This lineup went on to record two albums worth of material, but only eight songs were selected for Spectral Mornings. And although Hackett's overtones to his former band are prevalent on this album, Spectral Mornings has Steve writing more songs that were more in consideration of his talents than for the constraints of writing for the three egos he left behind.
Spectral Mornings starts of with the lovely anti-drug anthem "Everyday" and shows the promise of this lineup, with its great three part vocal harmony (like Crosby, Stills and Nash), haunting keyboards by Nick, then the rhythm section cooks at the end as Steve's solo soars. Great song.
Things quiet down on the next track "The Virgin And the Gypsy", showcasing Peter Hicks lovely voice and the fluttering of John's beautiful flute.
Now things begin to act up again, as Hackett's oriental-ed themed instrumental "The Red Flower Of Taichai" features Steve playing a first, the koto (amongst an assortment of other guitars) which then segues into the metal-like "Clocks" which drummer John Shearer kicks behind with a powerful drum solo which ends the song.
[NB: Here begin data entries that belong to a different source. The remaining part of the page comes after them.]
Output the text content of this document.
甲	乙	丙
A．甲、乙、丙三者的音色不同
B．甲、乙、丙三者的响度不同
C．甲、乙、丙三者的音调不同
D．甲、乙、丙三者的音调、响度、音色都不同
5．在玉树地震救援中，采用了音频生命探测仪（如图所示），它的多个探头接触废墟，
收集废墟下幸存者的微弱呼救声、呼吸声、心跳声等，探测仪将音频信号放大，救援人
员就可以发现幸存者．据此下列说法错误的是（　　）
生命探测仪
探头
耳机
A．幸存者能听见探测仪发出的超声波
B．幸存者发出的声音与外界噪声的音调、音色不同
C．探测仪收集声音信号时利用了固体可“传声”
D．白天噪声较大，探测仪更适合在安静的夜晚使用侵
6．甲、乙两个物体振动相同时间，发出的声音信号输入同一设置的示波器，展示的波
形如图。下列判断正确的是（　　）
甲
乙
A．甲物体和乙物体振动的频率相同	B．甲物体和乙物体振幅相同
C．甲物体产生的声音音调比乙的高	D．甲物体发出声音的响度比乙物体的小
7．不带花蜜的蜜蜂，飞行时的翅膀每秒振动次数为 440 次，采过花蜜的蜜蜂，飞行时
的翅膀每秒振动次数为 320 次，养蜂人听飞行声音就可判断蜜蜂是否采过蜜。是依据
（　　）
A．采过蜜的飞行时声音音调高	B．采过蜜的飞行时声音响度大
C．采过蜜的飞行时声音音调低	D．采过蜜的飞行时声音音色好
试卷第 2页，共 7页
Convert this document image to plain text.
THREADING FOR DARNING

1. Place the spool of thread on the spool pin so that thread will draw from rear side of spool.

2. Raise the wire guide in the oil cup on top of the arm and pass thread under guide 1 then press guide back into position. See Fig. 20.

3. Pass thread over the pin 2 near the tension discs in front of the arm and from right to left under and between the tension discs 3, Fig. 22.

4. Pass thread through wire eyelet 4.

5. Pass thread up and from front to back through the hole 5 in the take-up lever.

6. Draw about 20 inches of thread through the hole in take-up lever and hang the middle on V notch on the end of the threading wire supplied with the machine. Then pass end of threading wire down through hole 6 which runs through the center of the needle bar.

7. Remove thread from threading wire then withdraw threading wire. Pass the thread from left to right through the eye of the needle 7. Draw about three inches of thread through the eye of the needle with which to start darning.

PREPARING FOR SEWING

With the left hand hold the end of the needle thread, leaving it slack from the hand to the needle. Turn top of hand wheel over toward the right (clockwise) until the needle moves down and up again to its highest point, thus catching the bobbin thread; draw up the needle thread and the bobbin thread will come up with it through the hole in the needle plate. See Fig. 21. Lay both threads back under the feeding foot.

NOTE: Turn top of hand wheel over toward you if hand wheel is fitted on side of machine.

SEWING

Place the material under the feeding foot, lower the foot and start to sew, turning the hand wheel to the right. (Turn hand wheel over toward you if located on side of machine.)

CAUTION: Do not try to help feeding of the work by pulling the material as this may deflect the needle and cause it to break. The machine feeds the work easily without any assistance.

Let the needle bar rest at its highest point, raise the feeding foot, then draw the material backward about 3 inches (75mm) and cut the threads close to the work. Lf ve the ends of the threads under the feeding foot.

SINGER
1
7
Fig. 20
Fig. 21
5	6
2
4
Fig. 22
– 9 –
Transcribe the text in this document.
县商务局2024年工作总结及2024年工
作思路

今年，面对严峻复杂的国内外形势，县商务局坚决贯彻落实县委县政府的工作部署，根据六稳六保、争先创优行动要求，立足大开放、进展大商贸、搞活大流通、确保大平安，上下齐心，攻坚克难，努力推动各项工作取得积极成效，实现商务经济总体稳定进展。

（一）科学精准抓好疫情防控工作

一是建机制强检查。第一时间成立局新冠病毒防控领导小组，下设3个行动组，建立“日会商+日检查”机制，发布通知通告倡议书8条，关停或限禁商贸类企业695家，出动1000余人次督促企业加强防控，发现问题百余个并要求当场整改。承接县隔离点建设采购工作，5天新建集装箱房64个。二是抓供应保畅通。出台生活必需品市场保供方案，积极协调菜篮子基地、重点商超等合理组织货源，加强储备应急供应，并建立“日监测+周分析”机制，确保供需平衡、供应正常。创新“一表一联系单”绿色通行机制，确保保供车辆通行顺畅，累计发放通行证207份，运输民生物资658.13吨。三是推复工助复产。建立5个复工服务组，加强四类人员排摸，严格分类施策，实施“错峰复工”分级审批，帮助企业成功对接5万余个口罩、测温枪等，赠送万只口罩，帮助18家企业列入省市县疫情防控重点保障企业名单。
Next up is Hackett's humourous take on a political issue of the time, "The Ballad Of The Decomposing Man", which is like his answer to his former band's hit "I Know What I Like".
Side two or track five of this album, the hauntingly cerebral "Lost Time in Cordoba", has Hackett counting at the end of the song (using the vocoder) which flows right into "Tigermoth". Like Hendrix on "Machine Gun", Hackett utilizes his guitar on full effects which fits in thematically with the song, which is about an English war plane which is on its death mission. At its calmest, is sung in fine fashion again by Peter.
The ending of the album is one of the most heart felt songs that Hackett has ever written, and his guitar tour-de-force, the instrumental "Spectral Mornings".
Hackett's song writing was not appreciated by his former band members, but yet on his previous two albums it appeared that his songs were meant for his former band. On Spectral Mornings, Hackett's songwriting finally caught up to his guitar playing and this album proved that he truly was a great overall musician.
Album Rating: Five Stars.
(All Album Reviews by def)
This review is for the 2005 re-master bonus tracks only.
9. Everyday (Alternate Mix)
10. The Virgin And The Gypsy (Alternate Mix)
11. Tigermoth (Alternate Mix)
12. The Ballad Of The Decomposing Man (Alternate Mix)
13. Clocks - The Angel Of Mons (Single Version)
14. Live Acoustic Set (Medley:Etude In A Minor/Blood On The Rooftops/Horizons/Kim)
15. Tigermoth (Live)
16. Caretaker (uncredited)
“Everyday” has a slower ending; all right, but not better than the original.
“The Virgin And The Gypsy” has higher levels for the harmonica. I hadn’t realised that the original had harmonica at all. Much better than the original.
“Tigermoth”`s backing vocals are louder, again not better than the original.
“The Ballad Of The Decomposing Man” is about the same, except the annoying background vocals in the Calypso part of the song are even more annoying.
“Clocks - The Angel Of Mons” has a slightly shorter drum solo. Not as good as the original. This is from the 12" Clocks EP.
“The Acoustic Set” is not recorded in Paris as stated, but is the same as on the Live Archive 70s CD. (you can even hear Britdude yell out "HACKETT" at the 48 second mark during “Blood On The Rooftops”). Also from the 12" Clocks EP.
“Tigermoth” was also previously released on the Live Archive 70s CD. Again, from the 12" Clocks EP.
“Caretaker” is not really a track, but "as if" the caretaker came into the recording studio after everybody’s left, but the tape left on. It’s generally a short rant about what he thinks about musicians. A waste of time, really. On the whole, not much for the casual fan.
Completists can rest now that the elusive 12" Clocks EP tracks are included on this CD. The booklet has 4 new pictures of Steve, lyrics and 2 pages of additional dialogue.